Entscheidungsstichwort (Thema)
Beseitigung und Beeinträchtigung
Verfahrensgang
AG Karlsruhe (Urteil vom 07.04.1983; Aktenzeichen 7 C 375/82) |
Tenor
I. Die Berufung der Kläger gegen das Urteil des Amtsgerichtes Karlsruhe vom 7.4.1983 – Az.: 7 C 375/82 – wird zurückgewiesen,
II. Die Kläger tragen die Kosten der Berufung.
Gründe
Tatbestand und Entscheidungsgründe:
Die Parteien sind Nachbarn in der … Straße in …. Das Grundstück der Beklagten liegt westlich zu dem der Kläger. Beide Grundstücke sind mit Reihenhäusern bebaut, denen jeweils auf der südlichen Seite ein Garten vorgelagert ist.

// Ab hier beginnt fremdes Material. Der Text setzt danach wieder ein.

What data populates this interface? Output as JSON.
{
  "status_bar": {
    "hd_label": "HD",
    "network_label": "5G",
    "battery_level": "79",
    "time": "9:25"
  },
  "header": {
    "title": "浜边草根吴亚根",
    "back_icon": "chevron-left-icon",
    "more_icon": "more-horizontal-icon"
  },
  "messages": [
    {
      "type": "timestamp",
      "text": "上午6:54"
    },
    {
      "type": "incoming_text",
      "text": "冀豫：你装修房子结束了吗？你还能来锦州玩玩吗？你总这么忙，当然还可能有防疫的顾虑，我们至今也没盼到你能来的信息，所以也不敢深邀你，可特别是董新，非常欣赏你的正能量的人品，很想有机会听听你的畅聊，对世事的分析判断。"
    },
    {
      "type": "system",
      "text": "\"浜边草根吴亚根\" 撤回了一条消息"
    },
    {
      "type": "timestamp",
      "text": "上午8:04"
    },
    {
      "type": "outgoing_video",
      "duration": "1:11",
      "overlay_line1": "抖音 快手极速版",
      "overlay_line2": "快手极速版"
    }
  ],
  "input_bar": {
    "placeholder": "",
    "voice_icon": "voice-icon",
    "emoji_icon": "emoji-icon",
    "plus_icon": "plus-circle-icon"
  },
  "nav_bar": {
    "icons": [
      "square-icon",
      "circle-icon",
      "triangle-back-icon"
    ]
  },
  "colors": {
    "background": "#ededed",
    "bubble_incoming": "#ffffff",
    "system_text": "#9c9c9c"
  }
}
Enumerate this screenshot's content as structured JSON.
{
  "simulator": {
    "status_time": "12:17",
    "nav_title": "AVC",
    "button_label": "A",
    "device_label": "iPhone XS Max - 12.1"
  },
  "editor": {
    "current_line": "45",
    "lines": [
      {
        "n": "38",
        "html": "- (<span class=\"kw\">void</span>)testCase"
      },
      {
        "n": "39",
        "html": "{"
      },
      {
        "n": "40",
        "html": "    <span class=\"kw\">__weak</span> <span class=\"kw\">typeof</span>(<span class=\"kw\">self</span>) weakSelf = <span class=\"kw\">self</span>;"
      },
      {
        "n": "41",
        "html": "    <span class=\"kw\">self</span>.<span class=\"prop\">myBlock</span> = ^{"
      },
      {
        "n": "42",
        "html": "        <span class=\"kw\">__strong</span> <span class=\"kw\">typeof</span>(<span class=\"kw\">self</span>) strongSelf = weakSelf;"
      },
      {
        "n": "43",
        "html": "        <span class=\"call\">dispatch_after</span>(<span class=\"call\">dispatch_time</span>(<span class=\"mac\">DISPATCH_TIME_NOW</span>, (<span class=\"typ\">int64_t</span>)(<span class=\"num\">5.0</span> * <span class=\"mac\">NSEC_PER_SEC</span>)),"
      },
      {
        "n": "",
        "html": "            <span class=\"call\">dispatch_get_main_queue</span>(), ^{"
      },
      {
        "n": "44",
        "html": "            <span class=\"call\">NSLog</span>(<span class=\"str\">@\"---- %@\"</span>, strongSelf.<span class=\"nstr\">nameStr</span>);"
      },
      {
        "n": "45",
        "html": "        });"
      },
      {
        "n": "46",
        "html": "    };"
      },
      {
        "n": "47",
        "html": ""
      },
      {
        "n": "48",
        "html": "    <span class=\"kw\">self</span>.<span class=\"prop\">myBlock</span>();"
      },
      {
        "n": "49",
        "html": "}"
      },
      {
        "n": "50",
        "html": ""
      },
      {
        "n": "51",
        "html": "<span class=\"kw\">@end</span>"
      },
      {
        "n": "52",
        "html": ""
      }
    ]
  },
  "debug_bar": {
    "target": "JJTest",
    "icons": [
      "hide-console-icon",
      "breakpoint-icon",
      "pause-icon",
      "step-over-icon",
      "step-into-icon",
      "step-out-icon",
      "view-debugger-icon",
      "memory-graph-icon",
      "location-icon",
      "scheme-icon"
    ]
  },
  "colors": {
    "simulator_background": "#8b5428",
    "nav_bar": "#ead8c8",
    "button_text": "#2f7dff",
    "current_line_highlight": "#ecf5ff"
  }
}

Im Garten der Beklagten steht etwa 6 Meter von der Grundstücksgrenze entfernt eine ca. 12–14 Meter hohe Birke. Nach der Behauptung der Kläger fallen etwa 2/3 der Blätter auf ihr Grundstück und zwar auf Terrasse, Gehweg und Kelleraufgang und in Dachrinnen und den Garten.
Die Kläger verlangen von den Beklagten, daß diese Vorkehrungen treffen, daß schädliche Beeinträchtigungen durch den Laubfall der Birke auf das klägerische Grundstück unterbleiben.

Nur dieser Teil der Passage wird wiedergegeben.